サンソフトは7月15日、完全新作リアルタイム戦術カードバトルゲーム『Hard Edge – War Zone』を7月23日に配信することを発表した。1998年に初代PlayStation向けにリリースされ、美麗な3Dグラフィックとキャラクター性で当時のゲームファンを魅了したアクションアドベンチャーゲーム『ハードエッジ』。その遺伝子を受け継ぎつつ、現代のゲームシーンに合わせたまったく新しいゲーム性へと昇華させたのが本作だ。名作の27年ぶりとなる新展開に、オールドファンだけでなく最新のインディーゲーム・戦略ゲームを追うコアゲーマーからも熱い視線が注がれている。
▲ 公式カバーアート (提供: IGDB)
| 開発・販売元 | サンソフト |
| 配信予定日 | 7月23日 |
| 対応プラットフォーム | PC(Steam) |
| 価格 | 1800円(税込) |
| ジャンル | リアルタイム戦術カードバトル |
| プレイ人数 | 1人(最大8人オンラインマルチプレイ対応) |
原作の前日譚を描く重厚な世界観とサクラビルの戦い
『Hard Edge – War Zone』で描かれるのは、初代『ハードエッジ』の本編へと繋がる前日譚である。舞台となるのは、正体不明のテロリスト集団に占拠されたハイテク企業シナリーギア社の研究施設『サクラビル』だ。プレイヤーは精鋭揃いの特殊部隊を率いて、陰謀が渦巻くビル内へと潜入し、敵対勢力との過酷な情報戦・戦術戦に身を投じることになる。かつてプレイヤーをワクワクさせた硬派なサイバーパンク風の世界観が、現代の洗練されたビジュアルスタイルでどのように再構築されるのか、ファンの期待は大きい。
本作のゲームプレイは4対4の最大8人によるチーム戦、またはソロプレイに対応しており、プレイヤー同士の密なコミュニケーションと高度な意思決定が勝利の鍵を握る。用意された2つのゲームモードは、それぞれ異なる戦術眼を要求するものだ。マップ上の重要データディスクを制限時間内に奪い合う『キャプチャーフラッグ』では、メンバー間の進軍ルートの構築や役割分担といった戦略性が極めて重要になる。もう一方の『チームデスマッチ』は、純粋な戦闘力とカバーアクションなどの連携能力が試されるシビアなバトルモードだ。

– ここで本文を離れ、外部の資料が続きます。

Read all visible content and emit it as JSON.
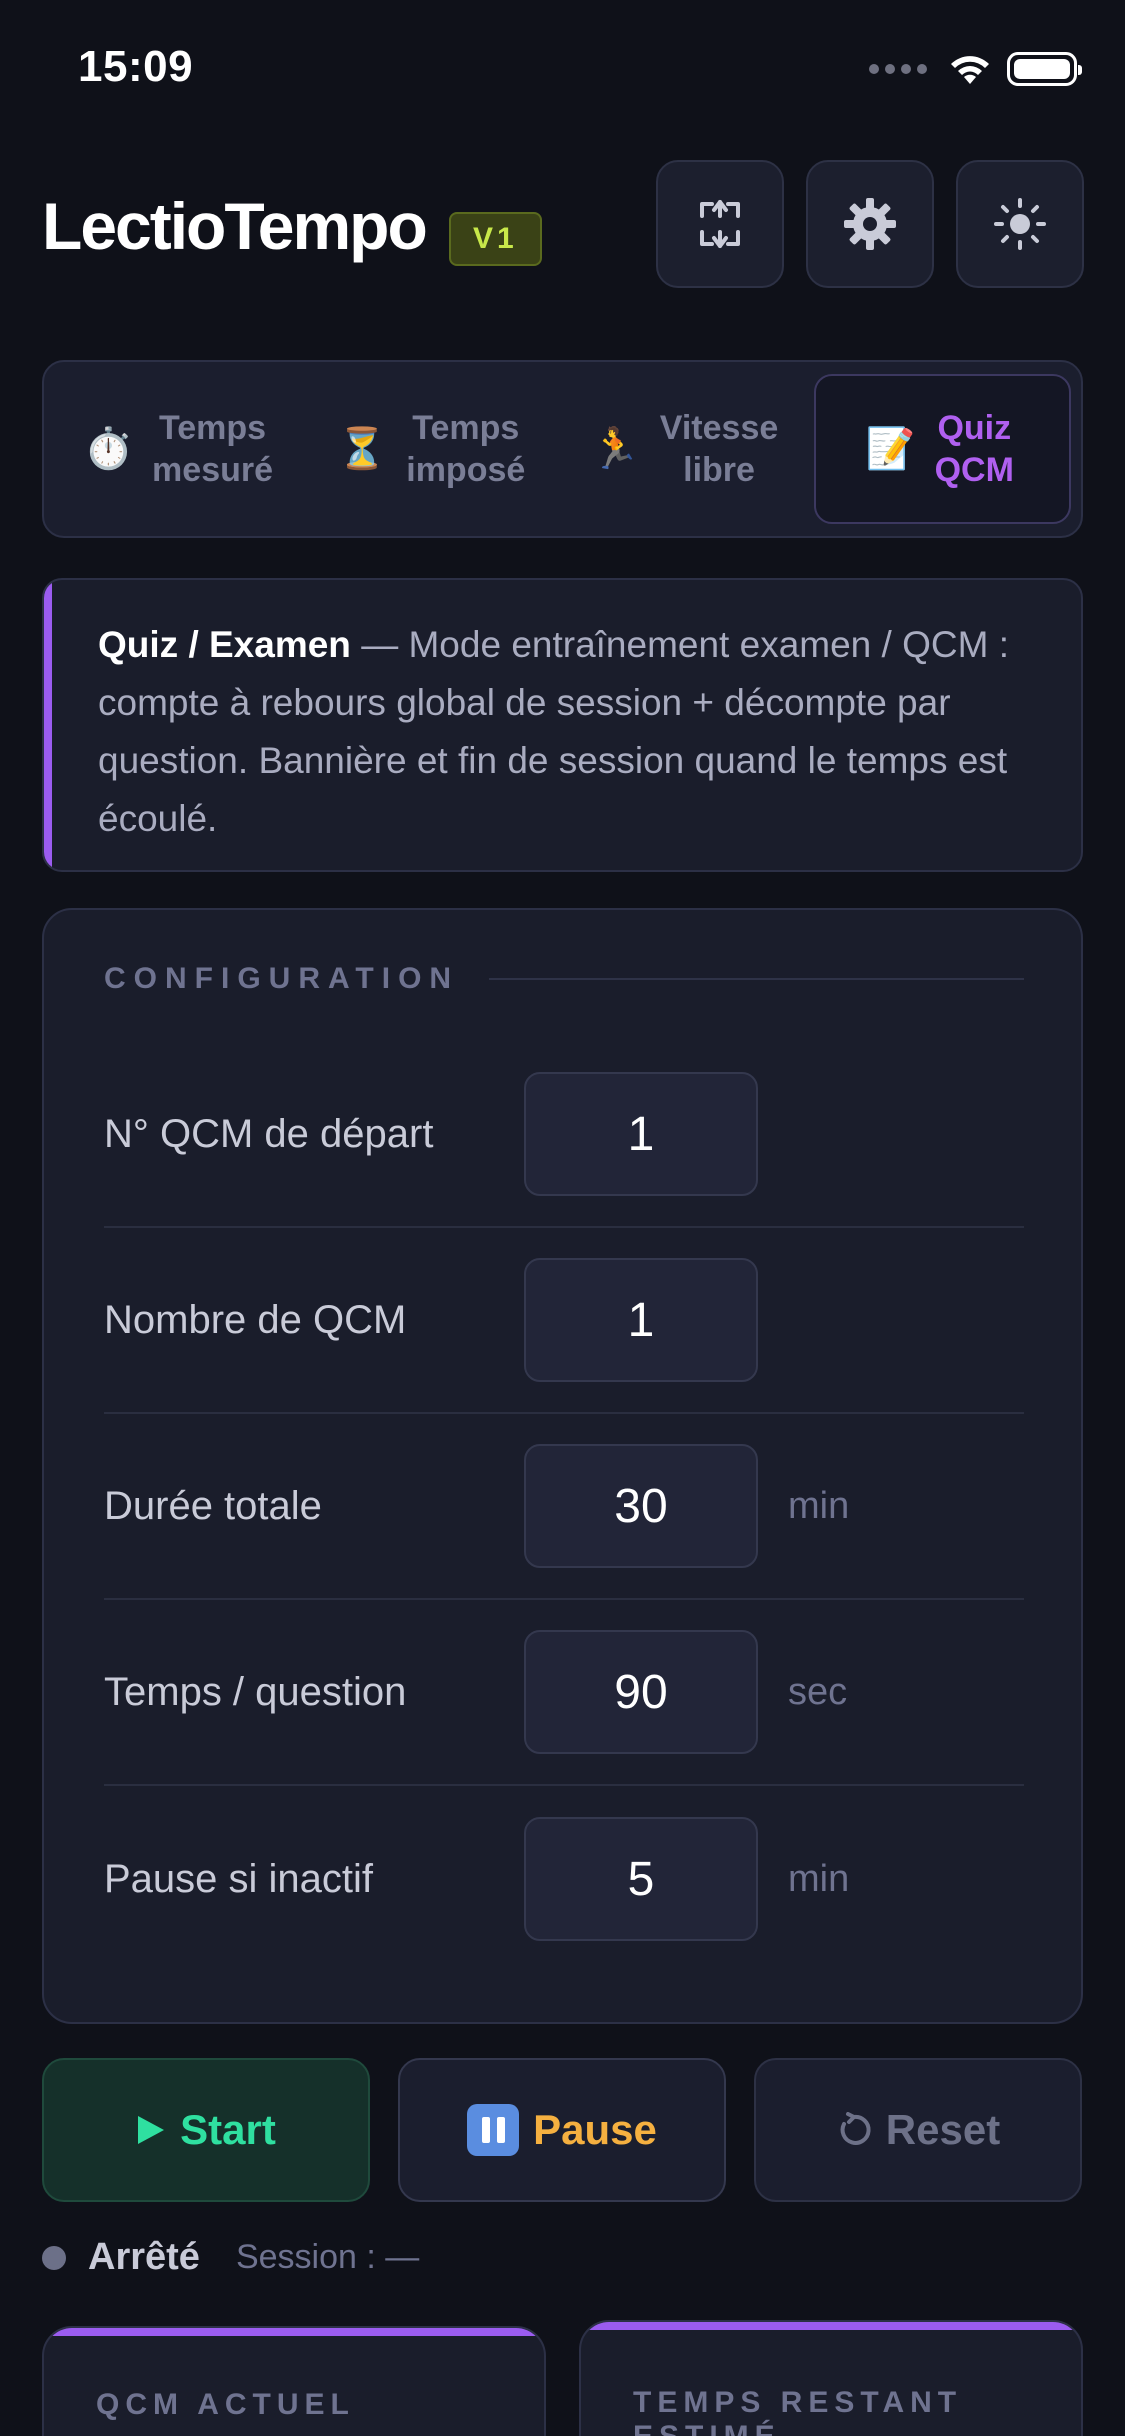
{
  "status_bar": {
    "time": "15:09"
  },
  "header": {
    "title": "LectioTempo",
    "version": "V1"
  },
  "tabs": [
    {
      "icon": "⏱️",
      "label": "Temps mesuré",
      "active": false
    },
    {
      "icon": "⏳",
      "label": "Temps imposé",
      "active": false
    },
    {
      "icon": "🏃",
      "label": "Vitesse libre",
      "active": false
    },
    {
      "icon": "📝",
      "label": "Quiz QCM",
      "active": true
    }
  ],
  "info": {
    "title": "Quiz / Examen",
    "text": " — Mode entraînement examen / QCM : compte à rebours global de session + décompte par question. Bannière et fin de session quand le temps est écoulé."
  },
  "config": {
    "title": "CONFIGURATION",
    "rows": [
      {
        "label": "N° QCM de départ",
        "value": "1",
        "unit": ""
      },
      {
        "label": "Nombre de QCM",
        "value": "1",
        "unit": ""
      },
      {
        "label": "Durée totale",
        "value": "30",
        "unit": "min"
      },
      {
        "label": "Temps / question",
        "value": "90",
        "unit": "sec"
      },
      {
        "label": "Pause si inactif",
        "value": "5",
        "unit": "min"
      }
    ]
  },
  "actions": {
    "start": "Start",
    "pause": "Pause",
    "reset": "Reset"
  },
  "status": {
    "state": "Arrêté",
    "session": "Session : —"
  },
  "cards": {
    "current_label": "QCM ACTUEL",
    "remaining_label": "TEMPS RESTANT ESTIMÉ"
  },
  "colors": {
    "accent": "#9b5cf0",
    "start": "#2fe0a0",
    "pause": "#f5b040",
    "version": "#c8e84a"
  }
}
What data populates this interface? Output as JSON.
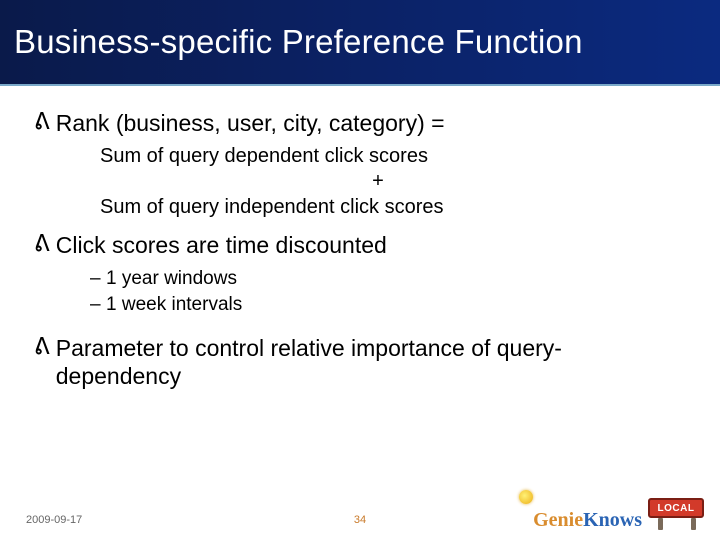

行動選択とリアルタイム同期が融合した新機軸バトルシステム
本作の最も特徴的なゲームシステムは、ターン制をベースにしながらも同じチームのプレイヤーが同時に行動を起こせる独自の『リアルタイム性』にある。プレイヤーはターン開始時に手札からカードを引き、次に取るべき行動を決定する。射撃、格闘、投擲、設置などの多岐にわたるカテゴリのカードは、敵への攻撃だけでなくキャラクターの『移動』そのものにも使用するため、手札の管理が立ち回りに直結する。味方と一瞬のタイミングを合わせて射線を集中させ敵を瞬殺する一斉射撃や、1人が派手な陽動で敵を引きつけている隙に裏から奇襲をかけるといった、洗練されたチーム連携が直感的に行える仕様が魅力だ。
▲ 公式アートワーク (提供: IGDB)
試合中にリアルタイムで新たなカードを獲得し、デッキ内のカードを直接強化していくローグライト的なビルド成長要素も備わっている。キャラクターごとの固有のプレイスタイルや特性に合わせてデッキをカスタマイズし、試合の戦況に即座に適応していく柔軟なプレイングが求められる。現在、Steamストアページでは本作のゲーム性をいち早く体験できる体験版が配信中であり、リリース前に独自のタクティカルカードバトルの手触りを確認することが可能だ。興味のあるゲーマーは今すぐダウンロードして、その革新的なシステムに触れてみるべきだろう。
『Hard Edge – War Zone』が提示するターン制とリアルタイム同期の絶妙なハイブリッド
27年ぶりの復活作がアクションではなく、あえてカードタクティクスというジャンルを選択したことは極めて挑戦的だ。しかし本作のシステムは、カードゲーム特有のじっくり思考する楽しさと、マルチプレイでの同期アクションがもたらす一瞬の判断力を高いレベルで融合させている。一見複雑に見えるが、カードを移動リソースとしても扱うルール構築は非常に合理的であり、1800円という非常に手に取りやすい価格帯も相まって、Steamにおける新たな定番対戦ツールへと成長するポテンシャルを大いに秘めている。